Home > Media News > Influencers: Your Most Important Media Buy

Influencers: Your Most Important Media Buy
28 Dec, 2017 / 09:31 am / OMNES News

Source: http://www.adweek.com

794 Views

By Ricky Ray Butler

Opinion: It is not about shooting for the biggest and most popular name on Instagram

Influencer marketing has continued to come on in leaps and bounds during 2017, but while more brands are embracing it, a worrying number are viewing it as a checklist item rather than something that should sit at the core of their businesses.

Instead of taking time to build proper relationships with influencers, brands are simply sending free products in exchange for their time. They are simply going through the motions.

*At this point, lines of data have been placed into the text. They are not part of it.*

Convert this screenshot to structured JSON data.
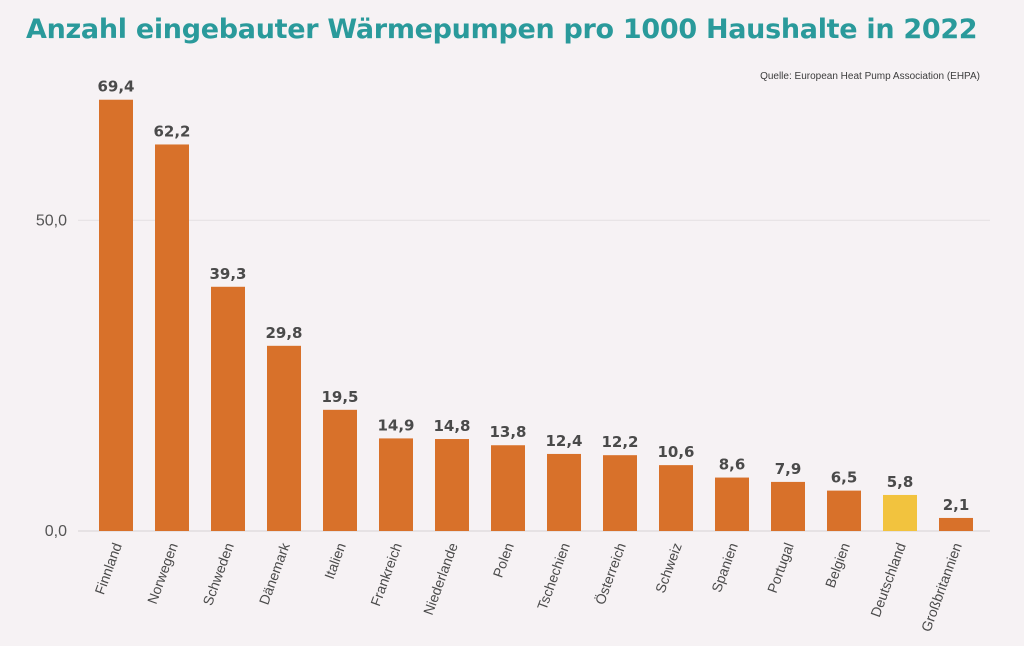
{
  "title": "Anzahl eingebauter Wärmepumpen pro 1000 Haushalte in 2022",
  "source": "Quelle: European Heat Pump Association (EHPA)",
  "colors": {
    "bar": "#d8712a",
    "highlight": "#f2c33e",
    "title": "#2a9a9b",
    "background": "#f6f2f4"
  },
  "chart_data": {
    "type": "bar",
    "title": "Anzahl eingebauter Wärmepumpen pro 1000 Haushalte in 2022",
    "xlabel": "",
    "ylabel": "",
    "ylim": [
      0,
      70
    ],
    "yticks": [
      0,
      50
    ],
    "ytick_labels": [
      "0,0",
      "50,0"
    ],
    "grid": true,
    "legend": "none",
    "highlight_category": "Deutschland",
    "categories": [
      "Finnland",
      "Norwegen",
      "Schweden",
      "Dänemark",
      "Italien",
      "Frankreich",
      "Niederlande",
      "Polen",
      "Tschechien",
      "Österreich",
      "Schweiz",
      "Spanien",
      "Portugal",
      "Belgien",
      "Deutschland",
      "Großbritannien"
    ],
    "values": [
      69.4,
      62.2,
      39.3,
      29.8,
      19.5,
      14.9,
      14.8,
      13.8,
      12.4,
      12.2,
      10.6,
      8.6,
      7.9,
      6.5,
      5.8,
      2.1
    ],
    "value_labels": [
      "69,4",
      "62,2",
      "39,3",
      "29,8",
      "19,5",
      "14,9",
      "14,8",
      "13,8",
      "12,4",
      "12,2",
      "10,6",
      "8,6",
      "7,9",
      "6,5",
      "5,8",
      "2,1"
    ]
  }
}
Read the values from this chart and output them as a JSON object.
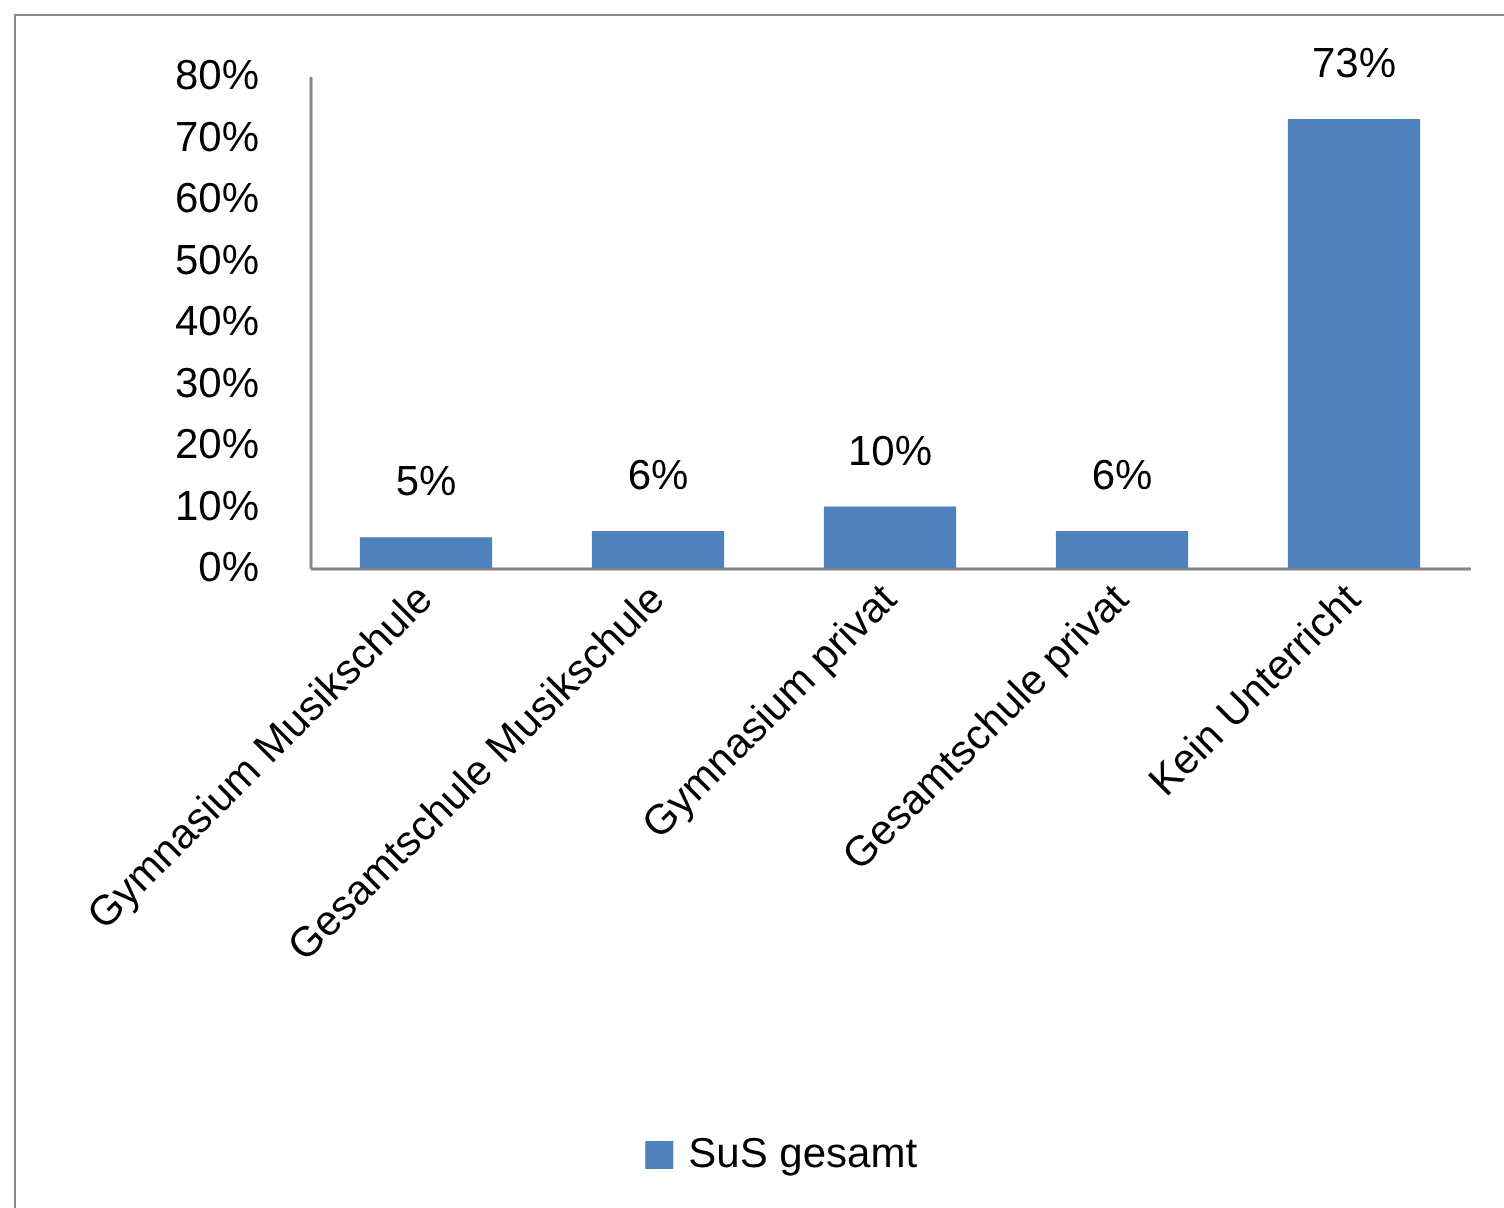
{
  "chart_data": {
    "type": "bar",
    "categories": [
      "Gymnasium Musikschule",
      "Gesamtschule Musikschule",
      "Gymnasium privat",
      "Gesamtschule privat",
      "Kein Unterricht"
    ],
    "series": [
      {
        "name": "SuS gesamt",
        "color": "#4f81bd",
        "values": [
          5,
          6,
          10,
          6,
          73
        ],
        "value_labels": [
          "5%",
          "6%",
          "10%",
          "6%",
          "73%"
        ]
      }
    ],
    "ylim": [
      0,
      80
    ],
    "yticks": [
      {
        "value": 0,
        "label": "0%"
      },
      {
        "value": 10,
        "label": "10%"
      },
      {
        "value": 20,
        "label": "20%"
      },
      {
        "value": 30,
        "label": "30%"
      },
      {
        "value": 40,
        "label": "40%"
      },
      {
        "value": 50,
        "label": "50%"
      },
      {
        "value": 60,
        "label": "60%"
      },
      {
        "value": 70,
        "label": "70%"
      },
      {
        "value": 80,
        "label": "80%"
      }
    ],
    "legend": "bottom"
  }
}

This unsophisticated approach is reminiscent of social media a decade ago, with brands branching into social just because rather than having a clear rationale or strategy.

This is why today, we see so many one-off influencer projects: those dinky campaigns run by isolated digital subsets of in-house teams that lack the power or budget to deliver something transformative.

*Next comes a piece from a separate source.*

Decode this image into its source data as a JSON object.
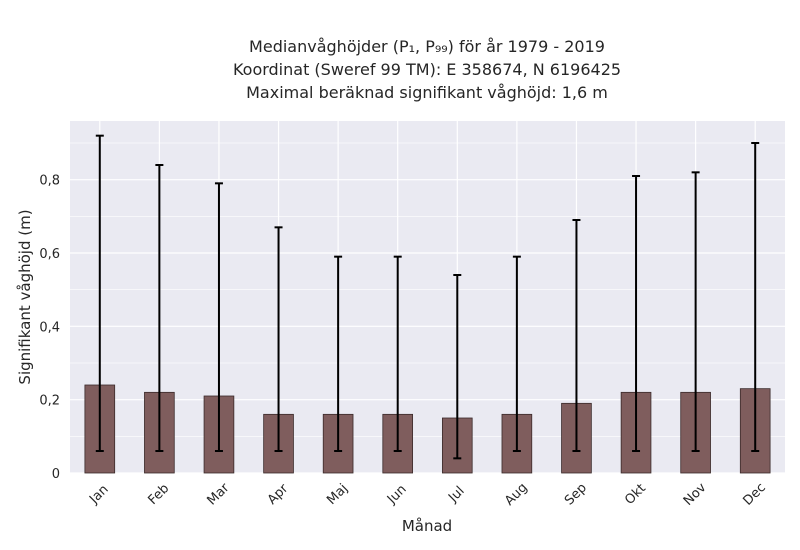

There is a misconception, too, that influencer campaigns are expensive. That is simply a lack of planning. Long-term, multiyear influencer campaigns force brands to be strategic about their social strategies and execute on content that will move their brand stories forward.

Get serious
Part of the problem is how influencers are perceived. “Today’s rock stars,” “The A-List celebs of Gen Z”—these labels might pander to the occasional influencer’s ego, but they also do the majority a disservice because brands treat them less seriously.

Influencers are not rock stars: They’re lead-generation agents that can market products in a super-authentic way for brands. Influencer is a widely adopted term. However, it is worth considering that most influencers think of themselves as creators or YouTubers. They are in tune with their audiences and can create engaging content. They really know their stuff, yet brands are treating them as glamorous celebrities and plotting campaigns based on this mindset, rather than viewing them as a sales channel.

It is not about shooting for the biggest and most popular name on Instagram, but rather, identifying the right group of influencers who are most likely to drive sales.

Go big or go home
Sales operations that are understaffed rarely succeed, however talented the team members. In the influencer space, brands that choose to go down the micro-influencer route often fail to think about scale and reach. They choose the right influencers but select so few of them that they can’t scratch the surface or the potential market opportunity.

Brands don’t realize that there are probably about 5,000 influencers that might fit their brand at any given time. They could get 50 million to 100 million organic views in 30 days if they did their planning right and put in enough money.

One-off projects don’t win prizes
Before deciding how many influencers to tap into, brands must consider what campaigns will actually look like. Unlike projects, you can optimize ongoing activity with long-term campaigns.

The conversations around campaigns should be thought of in the same way as the upfronts, where brands negotiate with the media what they’re going to spend over the entire year.

The goals and key performance indicators across influencer and the rest of the business should also be related. This allows brands to adequately collect relevant data over time so that they can get smarter about what works and what does not.

Ongoing campaigns are also the most effective way to build ongoing relationships with creators and monitor for momentum over time.

But relationships don’t need to last forever
Brand ambassador programs can fail to deliver when there are no meaningful criteria for success. This doesn’t need to be the case with influencer marketing campaigns.

Do not keep investing in an influencer without first measuring how that influencer performs. Build an infrastructure that measures the bottom line and sales in online and/or retail stores.

Remember that return on investment for influencer marketing campaigns is measured by many KPIs and can differ based on a brand’s marketing goals. Work with a variety of influencers, analyze which ones are most effective and keep the ones that work best. Re-evaluate the relationship in a few months and continue adding to the mix; it is important to remember that influencers can become irrelevant in a couple of months.

Your most important media buy
Ultimately, brands need to avoid getting sucked into conversations about guaranteed views and engagement and start looking at influencers in the same way as media buys. Influencers are not a cheap commercial: They need proper research, a compelling creative collaboration, a clear activation strategy and proper measurement to capture tangible results. This is true even of awareness campaigns as they’re still fueling the funnel.

Influencer marketing is not going away anytime soon. The brands that do it right will be the ones that build an infrastructure that supports sales measurement of influencer activity—something that can only benefit everyone in the influencer ecosystem.

ROI is top of mind for brand and agency marketers as they plan ahead for 2018, and word-of-mouth marketing via social influencers is proving successful in engaging consumers and driving revenue.

eMarketer reported a total of more than $570 million in 2016 revenue from Instagram influencer marketing alone. Investments in this space will likely be greater than ever in the new year, and while the demand is high, advertisers aren’t thinking holistically and strategically when implementing influencers into their wider marketing mix.